Je ne suis pas vraiment du genre à utiliser beaucoup cette expression car elle est banale, mais après les nombreux rebondissements d’Argylle, je suis ravi de déclarer que le véritable agent Argylle, ce sont simplement les amis que nous nous sommes fait en cours de route. La qualité du film dépend de la société dans laquelle vous le regardez.
Si vous êtes dans une salle pleine de grincheux qui s’attendent à un thriller d’action sérieux, vous serez profondément déçu. Si vous vous y lancez en vous attendant à ce que chaque minute ne soit pas sincère et que chaque lecture de ligne soit volontairement médiocre, vous passerez probablement un bon moment.

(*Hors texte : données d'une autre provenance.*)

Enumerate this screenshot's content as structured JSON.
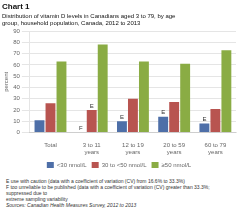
{
  "chart_data": {
    "type": "bar",
    "title": "Chart 1",
    "subtitle": [
      "Distribution of vitamin D levels in Canadians aged 3 to 79, by age",
      "group, household population, Canada, 2012 to 2013"
    ],
    "ylabel": "percent",
    "categories": [
      "Total",
      "3 to 11 years",
      "12 to 19 years",
      "20 to 59 years",
      "60 to 79 years"
    ],
    "series": [
      {
        "name": "<30 nmol/L",
        "color": "#4e6fa8",
        "values": [
          11,
          null,
          10,
          14,
          8
        ]
      },
      {
        "name": "30 to <50 nmol/L",
        "color": "#b85450",
        "values": [
          26,
          20,
          30,
          27,
          21
        ]
      },
      {
        "name": "≥50 nmol/L",
        "color": "#8aac44",
        "values": [
          63,
          78,
          63,
          61,
          73
        ]
      }
    ],
    "ylim": [
      0,
      90
    ],
    "yticks": [
      0,
      10,
      20,
      30,
      40,
      50,
      60,
      70,
      80,
      90
    ],
    "grid": true,
    "legend": "bottom",
    "annotations": [
      {
        "text": "F",
        "category": "3 to 11 years",
        "series": "<30 nmol/L"
      },
      {
        "text": "E",
        "category": "3 to 11 years",
        "series": "30 to <50 nmol/L"
      },
      {
        "text": "E",
        "category": "12 to 19 years",
        "series": "<30 nmol/L"
      },
      {
        "text": "E",
        "category": "20 to 59 years",
        "series": "<30 nmol/L"
      },
      {
        "text": "E",
        "category": "60 to 79 years",
        "series": "<30 nmol/L"
      }
    ],
    "notes": [
      "E use with caution (data with a coefficient of variation (CV) from 16.6% to 33.3%)",
      "F too unreliable to be published (data with a coefficient of variation (CV) greater than 33.3%;  suppressed due to",
      "extreme sampling variability",
      "Sources: Canadian Health Measures Survey, 2012 to 2013"
    ]
  }
}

Je ne sais pas si Matthew Vaughn a fait ce film avec l’intention de faire rire chaque réplique, mais néanmoins, c’est ce qu’est ce film. C’est quelque chose dont il faut rire, mais c’est rire de lui-même avec vous tout le temps.
Argylle, c’est vraiment un bon moment. Ne vous laissez pas décourager par les ennuis d’Internet ou par le nombre de fois où vous avez dû regarder la caravane vous décourager à l’avance. Avec un bon groupe d’amis et de bonnes attentes quant à son sens de l’humour, vous passerez un bon moment. Et écoutez, d’une manière ou d’une autre, plus l’espion est grand, plus le mensonge est gros, n’est-ce pas ?
Argylle est maintenant en salles.
Argyle
6,5/10
TL;DR
Argylle, c’est vraiment un bon moment. Ne vous laissez pas décourager par les ennuis d’Internet ou par le nombre de fois où vous avez dû regarder la caravane vous décourager à l’avance.